Objective: Arteriogenesis, the development of a collateral circulation, is important for tissue survival but remains functionally defective because of early normalization of fluid shear stress (FSS). Using a surgical model of chronically elevated FSS we showed that rabbits exhibited normal blood flow reserve after femoral artery ligature (FAL). Inhibition of the Rho pathway by Fasudil completely blocked the beneficial effect of FSS. In a genome-wide gene profiling we identified actin-binding Rho activating protein (Abra), which was highly upregulated in growing collaterals.

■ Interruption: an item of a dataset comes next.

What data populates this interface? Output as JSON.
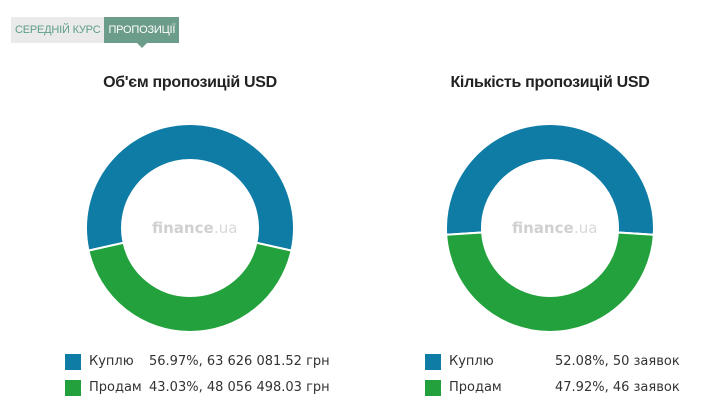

Methods and results: qRT-PCR and Western blot confirmed highly increased FSS-dependent expression of Abra in growing collaterals. NO blockage by L-NAME abolished FSS-generated Abra expression as well as the whole arteriogenic process. Cell culture studies demonstrated an Abra-triggered proliferation of smooth muscle cells through a mechanism that requires Rho signaling. Local intracollateral adenoviral overexpression of Abra improved collateral conductance by 60% in rabbits compared to the natural response after FAL. In contrast, targeted deletion of Abra in CL57BL/6 mice led to impaired arteriogenesis.
Conclusions: FSS-induced Abra expression during arteriogenesis is triggered by NO and leads to stimulation of collateral growth by smooth muscle cell proliferation.